The Harvard Corporation views the principles as a cornerstone of the case-by-case review of the argument for the retention of the University's more than $250 million investments in 65 companies. Both Lawrence F. Stevens '65, secretary of the Advisory Committee on Shareholder Responsibility (ACSR), and his liason on the Corporation, Hugh Calkins '45, believe corporations satisfy their moral and ethical responsibilities in South Africa when they fully implement the principles.
But by asserting that his principles should not be seen as a goal for corporate activity but one step toward increased corporate efforts at ending apartheid, Sullivan throws light on a Harvard investment policy which hides behind the principles and views their implementation as the primary and ultimate responsibility of firms, in South Africa. And by pointing out that investors should doggedly pressure companies to support social advancements in South Africa, he questions the Corporation's and the ACSR's dedication to the case-by-case review. This review has died but for two ACSR meetings last semester, guarded requests for information on practices from intransigent firms, and hushed criticism of firms that refuse to provide information on their treatment of black workers. Sullivan stresses that the endorsement of his principles by an investor or corporation is a commitment to a conscientious, relentless, long-term effort to ensure that U.S. economic power is directed toward increased social justice in South Africa. Harvard's relation to the principles, and to a humanistic concern for black South Africans, is one of endorsement but not one of commitment. If a company or investor is unwilling to make the commitment to this "nonviolent revolution," Sullivan says, it should divest, or withdraw from South Africa. It definitely should not attempt to couch its inaction and legitimize its self-interest through a hollow dedication to the Sullivan principles.

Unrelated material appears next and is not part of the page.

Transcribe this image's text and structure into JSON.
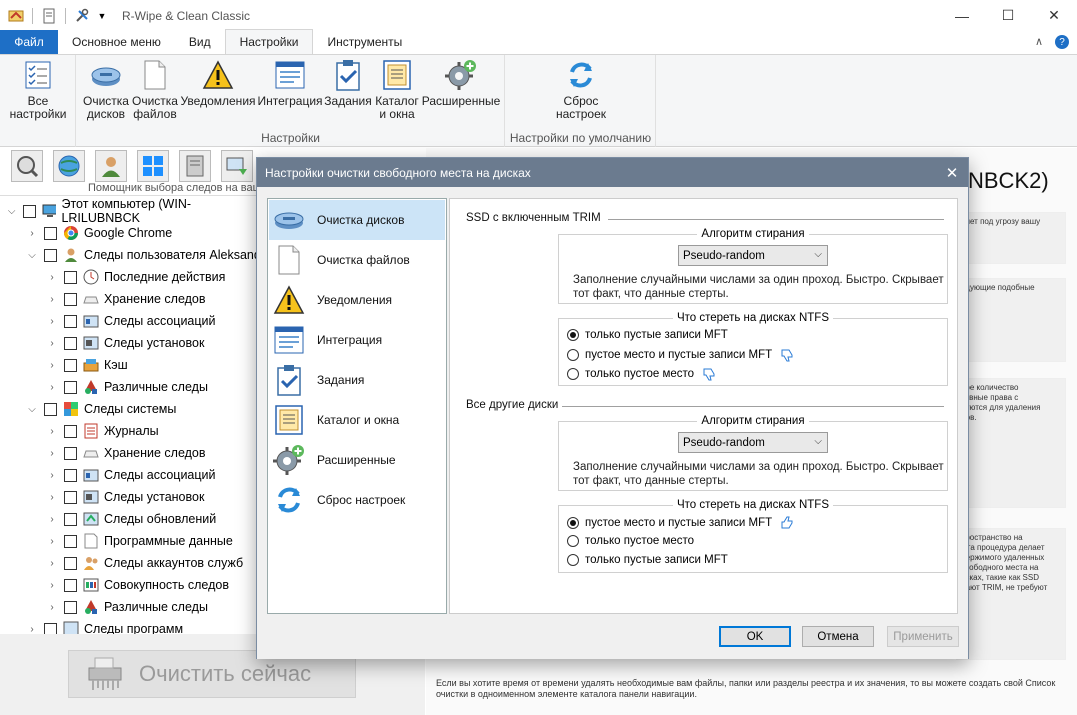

Predictably, the Harvard Corporation looks very highly on Leon Sullivan. Stevens says "he is one of the few people that has resorted to direct action in response to his rhetoric" on the issues of apartheid and corporate involvement in South Africa. He is "very much one who works within the system," Stevens says, adding "He'll get his foot in the door and once he's done that he'll stick his leg in too." Sullivan's efforts show he is an activist that works with the tools the economic system gives him. His social programs in North Philadelphia, OICs nation-wide, and the principles in South Africa show that he is able and philosophically amenable to coercing corporate power into turning an eye off profits and onto the needs of the unemployed and needy. Critics equate Sullivan's view of his principles with that of the corporations which use the guidelines to their advantage. But the corporations hype their endorsement of the principles, implying that they are an end in themselves, while Sullivan sees them as a first step in an ongoing process.
"It's important that the people at Harvard don't think I'm a patsy to the corporations," Sullivan says, clicking open the door to his blue, vinyl-roofed Volare. "And if they do, they can just ask the people around here," motioning to the greyness of North Philadelphia.